The present research demonstrated that documentation is considered important by the interviewees. However, it has also been found that they appear to be inconsistent, due to the lack of annotation regarding procedures performed, which when realized, are very succinct and direct. In general, the parturients’ admission to LDR is satisfactorily documented, however the other information is not fully and frequently documented. The best practice recorded in the medical record is the therapeutic bath. This lack of complete and continuous documentation impairs the visualization and evaluation of the effectiveness of the non-pharmacological methods for pain relief.

A study found in Brazilian journals that aimed to analyze the nursing records, described that a failure of documentation could provide serious consequences for care (15). Therefore, the authors consider the nursing records essential in relation to care provided, as it provides visualization of relevant information.

As the nursing technicians do not record in a standardized manner, the communications of good practices already performed to the other members of the LDR team are compromised, as well as the sequence of the care provided. These findings demonstrate that nurses and healthcare professionals need to be more committed to good practices through the involvement of the entire multiprofessional team, which can contribute to the paradigm changes in the obstetric scenario, and the possibility of transformation of the current obstetric system model (6).

Study limitations

The study presents as a limitation the size of the sample, and it only includes two public institutions in Florianópolis city, not considering other realities in this context. The use of good practices is in line with public policies, which aim at humanization and quality of care, and should be extended to other Brazilian regions in order to implement obstetric experiences.

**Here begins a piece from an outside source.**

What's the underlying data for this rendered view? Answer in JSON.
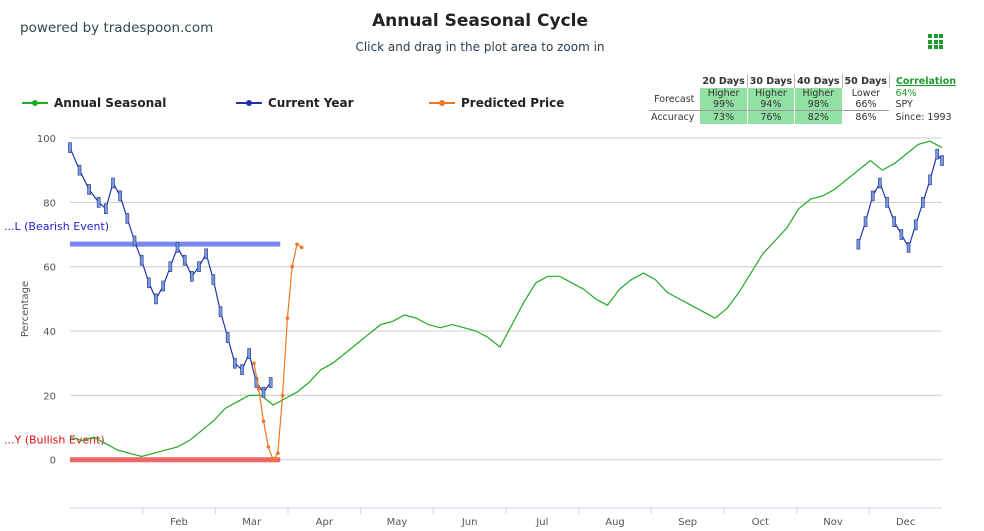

Contributions to the nursing field

The results demonstrate relevant contributions to nursing, as they corroborate the importance of the adequate staffing of technicians in LDR, while recognizing good practices in labor and delivery, enabling more humanized care, and offering a higher quality of care, identifying the individual needs of each pregnant woman, and empowering them as protagonists of their own birth.

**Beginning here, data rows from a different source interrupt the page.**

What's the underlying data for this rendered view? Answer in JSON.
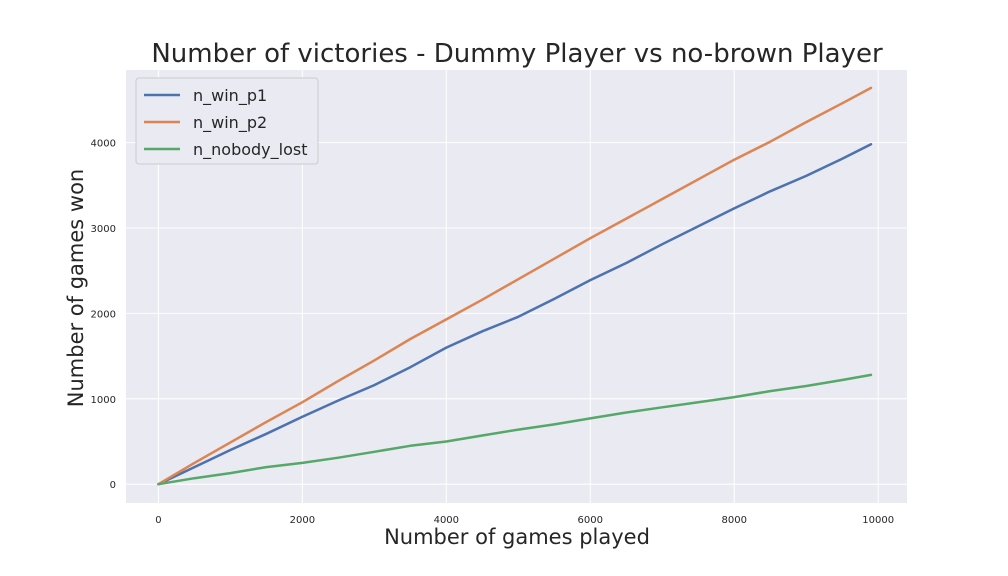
{
  "chart_data": {
    "type": "line",
    "title": "Number of victories - Dummy Player vs no-brown Player",
    "xlabel": "Number of games played",
    "ylabel": "Number of games won",
    "xlim": [
      -450,
      10400
    ],
    "ylim": [
      -220,
      4850
    ],
    "xticks": [
      0,
      2000,
      4000,
      6000,
      8000,
      10000
    ],
    "yticks": [
      0,
      1000,
      2000,
      3000,
      4000
    ],
    "grid": true,
    "legend_position": "top-left",
    "series": [
      {
        "name": "n_win_p1",
        "color": "#4c72b0",
        "x": [
          0,
          500,
          1000,
          1500,
          2000,
          2500,
          3000,
          3500,
          4000,
          4500,
          5000,
          5500,
          6000,
          6500,
          7000,
          7500,
          8000,
          8500,
          9000,
          9500,
          9900
        ],
        "y": [
          0,
          200,
          400,
          590,
          790,
          980,
          1160,
          1370,
          1600,
          1790,
          1960,
          2170,
          2390,
          2590,
          2810,
          3020,
          3230,
          3430,
          3610,
          3810,
          3980
        ]
      },
      {
        "name": "n_win_p2",
        "color": "#dd8452",
        "x": [
          0,
          500,
          1000,
          1500,
          2000,
          2500,
          3000,
          3500,
          4000,
          4500,
          5000,
          5500,
          6000,
          6500,
          7000,
          7500,
          8000,
          8500,
          9000,
          9500,
          9900
        ],
        "y": [
          0,
          250,
          490,
          730,
          960,
          1210,
          1450,
          1700,
          1930,
          2160,
          2400,
          2640,
          2880,
          3110,
          3340,
          3570,
          3800,
          4010,
          4240,
          4460,
          4640
        ]
      },
      {
        "name": "n_nobody_lost",
        "color": "#55a868",
        "x": [
          0,
          500,
          1000,
          1500,
          2000,
          2500,
          3000,
          3500,
          4000,
          4500,
          5000,
          5500,
          6000,
          6500,
          7000,
          7500,
          8000,
          8500,
          9000,
          9500,
          9900
        ],
        "y": [
          0,
          70,
          130,
          200,
          250,
          310,
          380,
          450,
          500,
          570,
          640,
          700,
          770,
          840,
          900,
          960,
          1020,
          1090,
          1150,
          1220,
          1280
        ]
      }
    ]
  }
}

The results of this study revealed the meaning that nursing technicians attribute to the accomplishment of good practices in the care of pregnant women, as well as demonstrate which good care practices are performed by them.

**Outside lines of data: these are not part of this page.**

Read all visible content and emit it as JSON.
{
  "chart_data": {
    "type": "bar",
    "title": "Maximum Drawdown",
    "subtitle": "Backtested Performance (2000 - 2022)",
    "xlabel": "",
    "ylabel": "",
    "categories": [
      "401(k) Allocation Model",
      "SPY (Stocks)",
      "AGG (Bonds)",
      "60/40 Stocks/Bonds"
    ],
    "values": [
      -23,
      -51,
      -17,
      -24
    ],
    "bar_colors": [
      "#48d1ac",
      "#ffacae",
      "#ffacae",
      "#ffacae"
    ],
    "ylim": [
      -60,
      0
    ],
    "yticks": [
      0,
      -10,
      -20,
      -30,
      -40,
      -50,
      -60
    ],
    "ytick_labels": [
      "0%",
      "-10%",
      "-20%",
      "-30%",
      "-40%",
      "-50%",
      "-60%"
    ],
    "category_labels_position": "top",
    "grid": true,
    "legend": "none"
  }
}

For nursing technicians, the implementation of good practices means performing activities adequately and providing humanized care to the pregnant woman, respecting her autonomy during labor. They have skills and knowledge related to good practices, and according to their statements, they understand the importance, consequences, and indications of good practices that can be performed in the institutions in which they work.

This research provided a picture of the fundamental performance of the nursing technicians to promote the quality of care in a humanized manner, and they should invest in the accomplishment of good practices for the parturients welfare.

Finally, adequate staffing must be accomplished, identifying the adequate number of nursing technicians needed to maintain the quality of care in LDR. Nursing documentation in a more detailed and systematized manner is recommended, aiming at visualizing the performance of nursing care.


The authors thank the Conselho Nacional de Desenvolvimento Científico e Tecnológico (National Council for Scientific and Technological Development) - (CNPq), for financial support, through the Call Notice MCTI/CNPQ/Universal 14/2014. They also thank the Coordenação de Aperfeiçoamento de Pessoal de Nível Superior (Coordination of Improvement of Higher Education Personnel - (CAPES) for the support received.